For Ranaldo, going solo after 30 years of constant collaboration has been both liberating and disorienting.

“It’s freer in some ways, and it’s more restrictive in some ways,” Ranaldo says. With Sonic Youth, he explains, “it was very rare that somebody would come in and say, ‘I’ve got a new song, and here’s how it goes.’ Usually, someone had an idea for a riff, or a section, and we would work on it as a group… Sometimes it was hard to find your own self inside of that.”

Ranaldo says he now approaches his music as a director would a film, “where you’re at the helm, you’re making all the decisions,” he says. “It’s all on your shoulders.”

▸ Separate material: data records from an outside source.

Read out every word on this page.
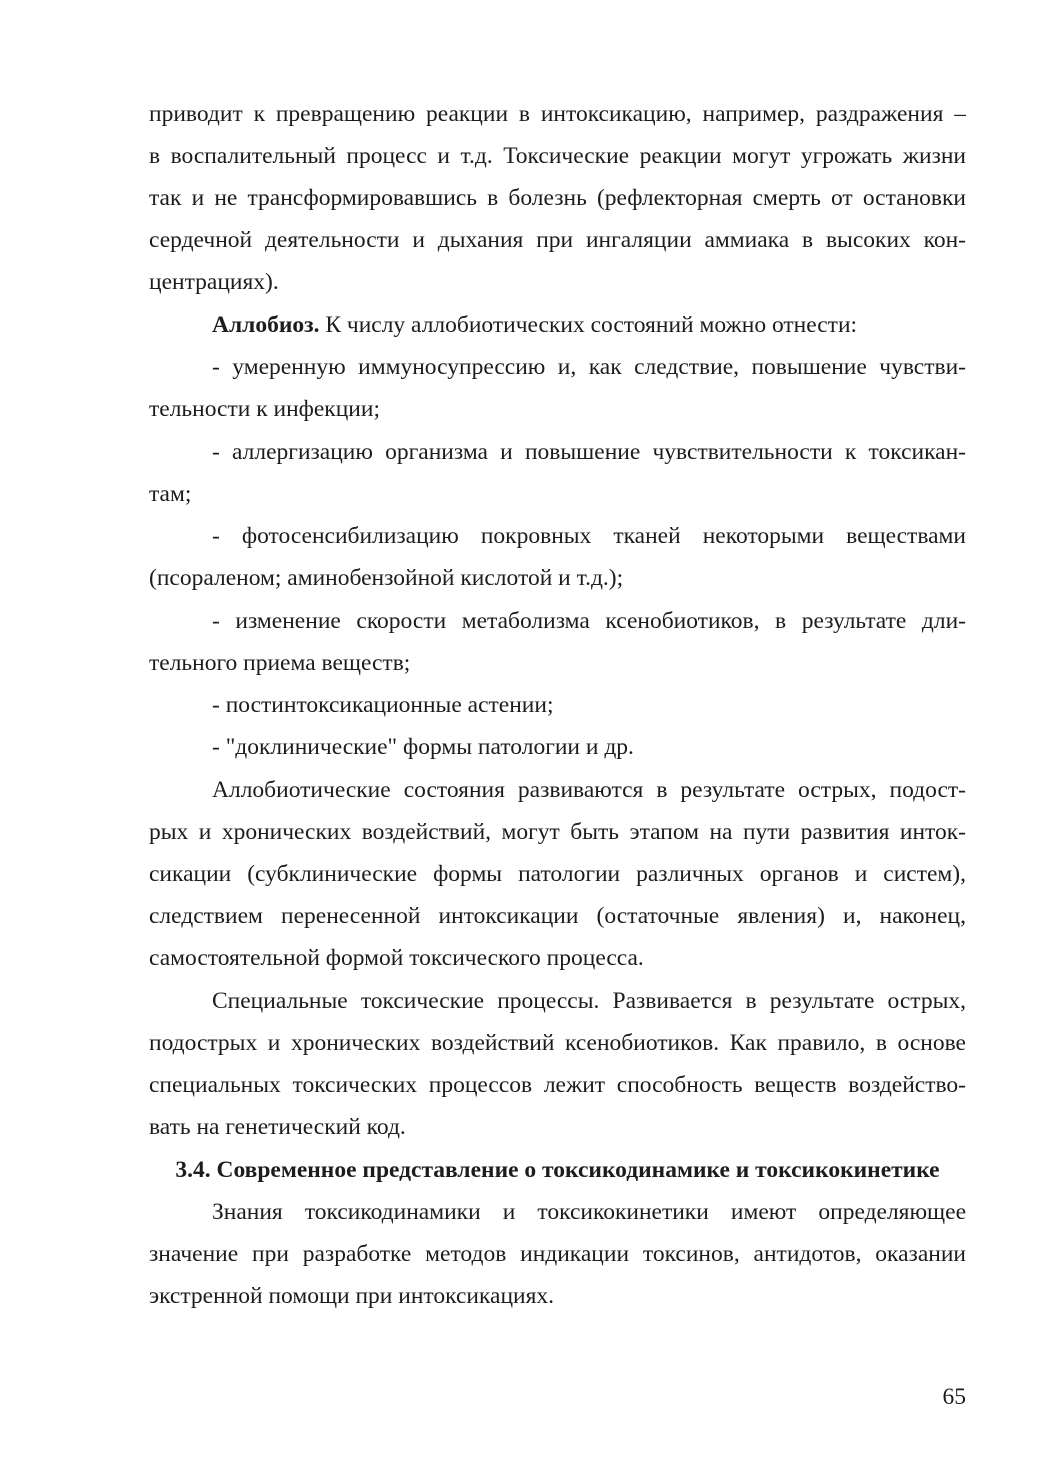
приводит к превращению реакции в интоксикацию, например, раздражения –
в воспалительный процесс и т.д. Токсические реакции могут угрожать жизни
так и не трансформировавшись в болезнь (рефлекторная смерть от остановки
сердечной деятельности и дыхания при ингаляции аммиака в высоких кон-
центрациях).
Аллобиоз. К числу аллобиотических состояний можно отнести:
- умеренную иммуносупрессию и, как следствие, повышение чувстви-
тельности к инфекции;
- аллергизацию организма и повышение чувствительности к токсикан-
там;
- фотосенсибилизацию покровных тканей некоторыми веществами
(псораленом; аминобензойной кислотой и т.д.);
- изменение скорости метаболизма ксенобиотиков, в результате дли-
тельного приема веществ;
- постинтоксикационные астении;
- "доклинические" формы патологии и др.
Аллобиотические состояния развиваются в результате острых, подост-
рых и хронических воздействий, могут быть этапом на пути развития инток-
сикации (субклинические формы патологии различных органов и систем),
следствием перенесенной интоксикации (остаточные явления) и, наконец,
самостоятельной формой токсического процесса.
Специальные токсические процессы. Развивается в результате острых,
подострых и хронических воздействий ксенобиотиков. Как правило, в основе
специальных токсических процессов лежит способность веществ воздейство-
вать на генетический код.
3.4. Современное представление о токсикодинамике и токсикокинетике
Знания токсикодинамики и токсикокинетики имеют определяющее
значение при разработке методов индикации токсинов, антидотов, оказании
экстренной помощи при интоксикациях.
65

For Electric Trim, the guitarist stepped further out of his comfort zone, working with Spanish producer Raul Fernandez, as well as novelist Jonathan Lethem, who co-wrote the lyrics for many of the album’s songs.

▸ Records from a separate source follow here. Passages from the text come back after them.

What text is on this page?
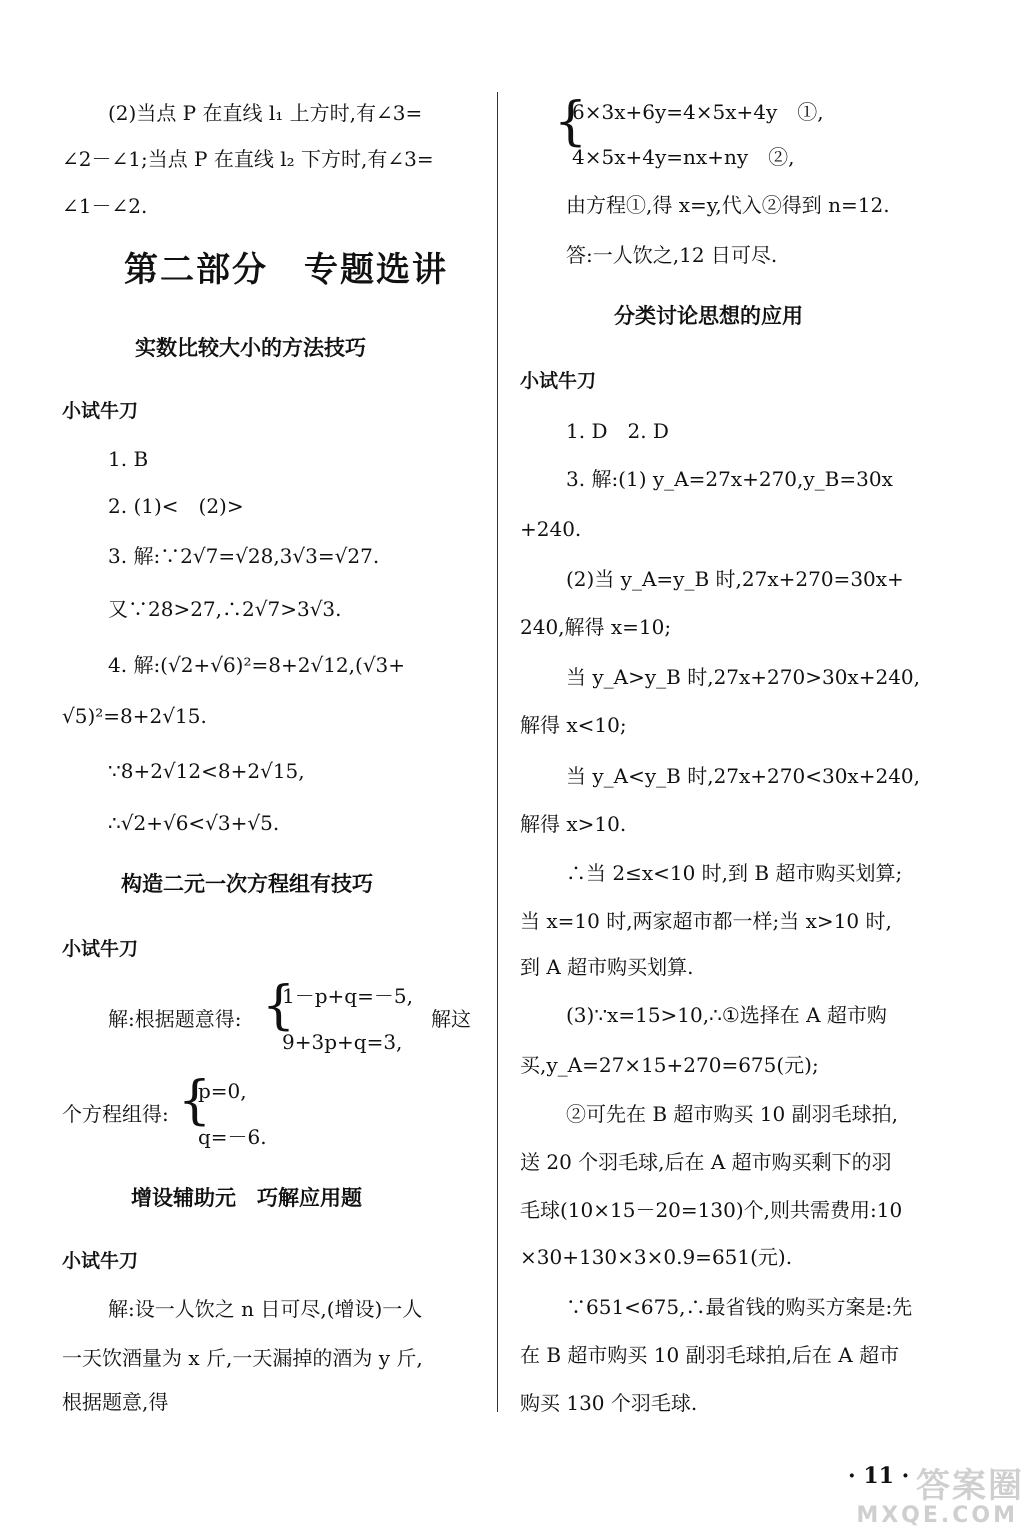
(2)当点 P 在直线 l₁ 上方时,有∠3=
∠2－∠1;当点 P 在直线 l₂ 下方时,有∠3=
∠1－∠2.
第二部分　专题选讲
实数比较大小的方法技巧
小试牛刀
1. B
2. (1)<　(2)>
3. 解:∵2√7=√28,3√3=√27.
又∵28>27,∴2√7>3√3.
4. 解:(√2+√6)²=8+2√12,(√3+
√5)²=8+2√15.
∵8+2√12<8+2√15,
∴√2+√6<√3+√5.
构造二元一次方程组有技巧
小试牛刀
解:根据题意得: {
1－p+q=－5,
9+3p+q=3,
解这
个方程组得: {
p=0,
q=－6.
增设辅助元　巧解应用题
小试牛刀
解:设一人饮之 n 日可尽,(增设)一人
一天饮酒量为 x 斤,一天漏掉的酒为 y 斤,
根据题意,得
{
6×3x+6y=4×5x+4y　①,
4×5x+4y=nx+ny　②,
由方程①,得 x=y,代入②得到 n=12.
答:一人饮之,12 日可尽.
分类讨论思想的应用
小试牛刀
1. D　2. D
3. 解:(1) y_A=27x+270,y_B=30x
+240.
(2)当 y_A=y_B 时,27x+270=30x+
240,解得 x=10;
当 y_A>y_B 时,27x+270>30x+240,
解得 x<10;
当 y_A<y_B 时,27x+270<30x+240,
解得 x>10.
∴当 2≤x<10 时,到 B 超市购买划算;
当 x=10 时,两家超市都一样;当 x>10 时,
到 A 超市购买划算.
(3)∵x=15>10,∴①选择在 A 超市购
买,y_A=27×15+270=675(元);
②可先在 B 超市购买 10 副羽毛球拍,
送 20 个羽毛球,后在 A 超市购买剩下的羽
毛球(10×15－20=130)个,则共需费用:10
×30+130×3×0.9=651(元).
∵651<675,∴最省钱的购买方案是:先
在 B 超市购买 10 副羽毛球拍,后在 A 超市
购买 130 个羽毛球.
· 11 · 答案圈
MXQE.COM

Ranaldo says Fernandez played a large role in shaping the new album’s sound. “He was bringing in a lot of rhythmic things, some more modern electronic sounds, and rhythms derived from stuff that I’m sure for him is fairly innate—flamenco-style rhythms, different rhythmic figures that a typical American rock record doesn’t have on it.”

Lethem’s involvement sprang from a budding friendship between the two artists, and calls to mind the working arrangement favored by one of Ranaldo’s musical inspirations, The Grateful Dead, which famously partnered with lyricist Robert Hunter throughout its existence.

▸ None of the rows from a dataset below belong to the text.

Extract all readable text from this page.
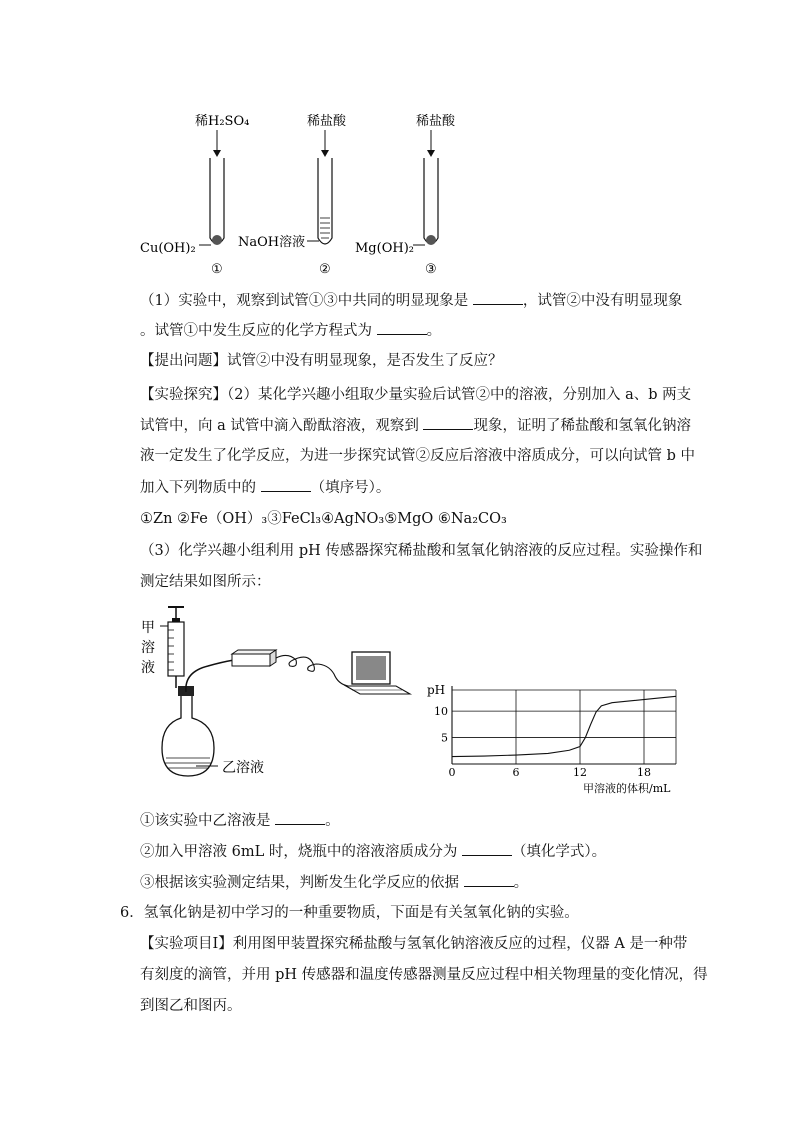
稀H₂SO₄
Cu(OH)₂
①
稀盐酸
NaOH溶液
②
稀盐酸
Mg(OH)₂
③
（1）实验中，观察到试管①③中共同的明显现象是	，试管②中没有明显现象
。试管①中发生反应的化学方程式为	。
【提出问题】试管②中没有明显现象，是否发生了反应？
【实验探究】（2）某化学兴趣小组取少量实验后试管②中的溶液，分别加入 a、b 两支
试管中，向 a 试管中滴入酚酞溶液，观察到	现象，证明了稀盐酸和氢氧化钠溶
液一定发生了化学反应，为进一步探究试管②反应后溶液中溶质成分，可以向试管 b 中
加入下列物质中的	（填序号）。
①Zn ②Fe（OH）₃③FeCl₃④AgNO₃⑤MgO ⑥Na₂CO₃
（3）化学兴趣小组利用 pH 传感器探究稀盐酸和氢氧化钠溶液的反应过程。实验操作和
测定结果如图所示：
甲
溶
液
乙溶液
pH
0	6	12	18
5
10
甲溶液的体积/mL
①该实验中乙溶液是	。
②加入甲溶液 6mL 时，烧瓶中的溶液溶质成分为	（填化学式）。
③根据该实验测定结果，判断发生化学反应的依据	。
6．氢氧化钠是初中学习的一种重要物质，下面是有关氢氧化钠的实验。
【实验项目Ⅰ】利用图甲装置探究稀盐酸与氢氧化钠溶液反应的过程，仪器 A 是一种带
有刻度的滴管，并用 pH 传感器和温度传感器测量反应过程中相关物理量的变化情况，得
到图乙和图丙。
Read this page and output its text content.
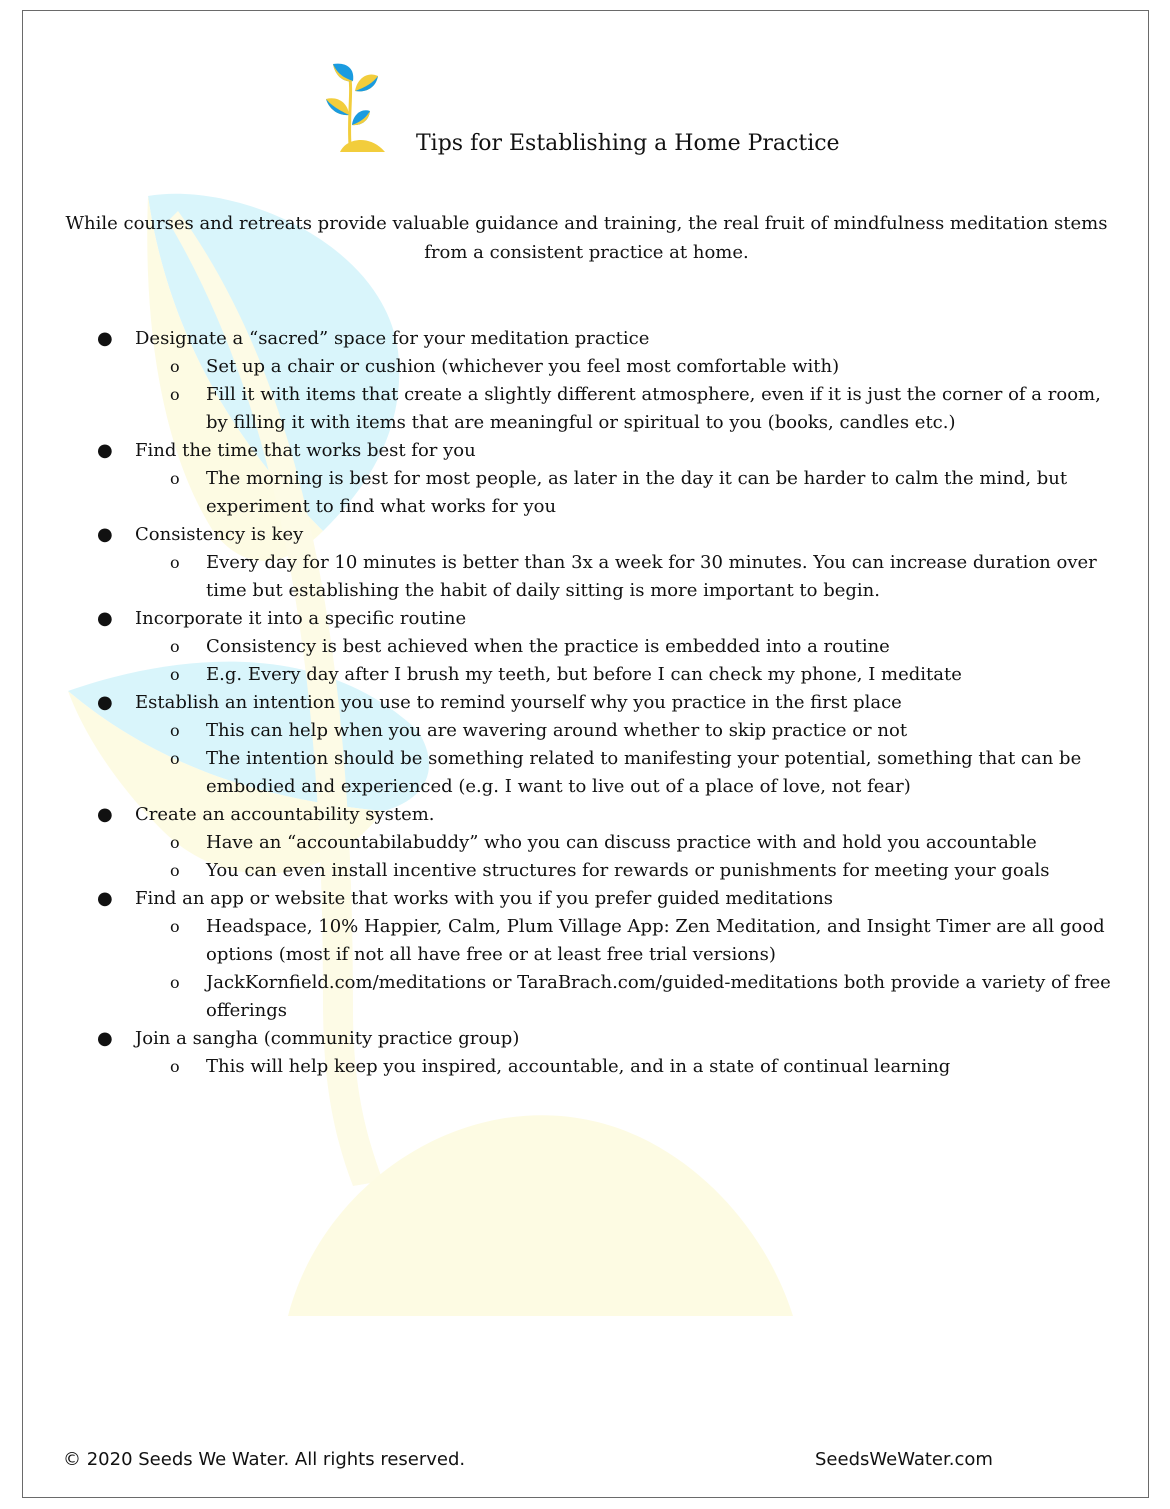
Tips for Establishing a Home Practice
While courses and retreats provide valuable guidance and training, the real fruit of mindfulness meditation stems from a consistent practice at home.
● Designate a “sacred” space for your meditation practice
o Set up a chair or cushion (whichever you feel most comfortable with)
o Fill it with items that create a slightly different atmosphere, even if it is just the corner of a room, by filling it with items that are meaningful or spiritual to you (books, candles etc.)
● Find the time that works best for you
o The morning is best for most people, as later in the day it can be harder to calm the mind, but experiment to find what works for you
● Consistency is key
o Every day for 10 minutes is better than 3x a week for 30 minutes. You can increase duration over time but establishing the habit of daily sitting is more important to begin.
● Incorporate it into a specific routine
o Consistency is best achieved when the practice is embedded into a routine
o E.g. Every day after I brush my teeth, but before I can check my phone, I meditate
● Establish an intention you use to remind yourself why you practice in the first place
o This can help when you are wavering around whether to skip practice or not
o The intention should be something related to manifesting your potential, something that can be embodied and experienced (e.g. I want to live out of a place of love, not fear)
● Create an accountability system.
o Have an “accountabilabuddy” who you can discuss practice with and hold you accountable
o You can even install incentive structures for rewards or punishments for meeting your goals
● Find an app or website that works with you if you prefer guided meditations
o Headspace, 10% Happier, Calm, Plum Village App: Zen Meditation, and Insight Timer are all good options (most if not all have free or at least free trial versions)
o JackKornfield.com/meditations or TaraBrach.com/guided-meditations both provide a variety of free offerings
● Join a sangha (community practice group)
o This will help keep you inspired, accountable, and in a state of continual learning
© 2020 Seeds We Water. All rights reserved.	SeedsWeWater.com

Ranaldo, who covered the Dead deep cut “Mountains of the Moon” for the sprawling, star-studded 2016 tribute album Day of the Dead, says one could draw parallels between the legendary psych-rock group and his own creative path.

“From the time I was first listening to music seriously and learning to play guitar, I was always interested in the whole singer-songwriter mode, whether it was John Fahey or Neil Young, Bob Dylan or Joni Mitchell, Leonard Cohen, whoever it was,” he says. “But at the same time, I was always interested in group dynamics.”

This dichotomy, as well as a Dead-like knack for balancing pop songcraft with an unconventional approach to texture and structure, can be found throughout Sonic Youth’s discography, from its expertly nasty no-wave beginnings to the band’s commercial peak in the ’90s and its lustrous, Jim O’Rourke-aided last act. Now, Ranaldo is discovering the limits and possibilities of a stripped-down singer-songwriter mode.

That’s particularly true of this current tour, which sees Ranaldo, Gunn and Baird flying solo, without the comfort—or confinement—of their backing bands. While their first shows together took the form of three separate sets, they eventually adopted a looser, more group-minded approach.

“I’ve kind of mastered a couple of Steve’s songs now, and one or two of Meg’s as well, so there might be a chance that there’ll be a little more sitting in during each other’s sets,” Ranaldo says.

In another throwback to 1960s folk culture, there will be at least one protest song performed. “Thrown Over the Wall,” a stirring Electric Trim tune that Ranaldo wrote with Lethem, took on a new significance after last year’s election.

“I wasn’t really sure what the lyrics were about,” says Ranaldo. “One day, a friend of ours was in the studio when we were working on it, and he said, ‘You know, it sounds like the kind of song that, if Trump really became president, this could be the song of the resistance.’ And all of the sudden, it was like, ‘Yes, this is a protest song.’”

Like many musicians, Ranaldo has felt increasingly motivated to speak out against the new administration’s anachronistic agenda.

“There are periods of time where artists can safely kind of ignore the political scene, and go about their business, talk about their personal relationships or whatever,” he says. “But it’s been such an intense period, where it’s impossible to ignore the political situation and the ramifications that are going on.”

On Jan. 20, alongside Gunn and Baird, Ranaldo performed “Thrown Over the Wall” at an Inauguration Day concert in Washington, DC. “It felt very heavy,” he says. “This song has taken on this cast… now it’s got this whole other meaning behind it.”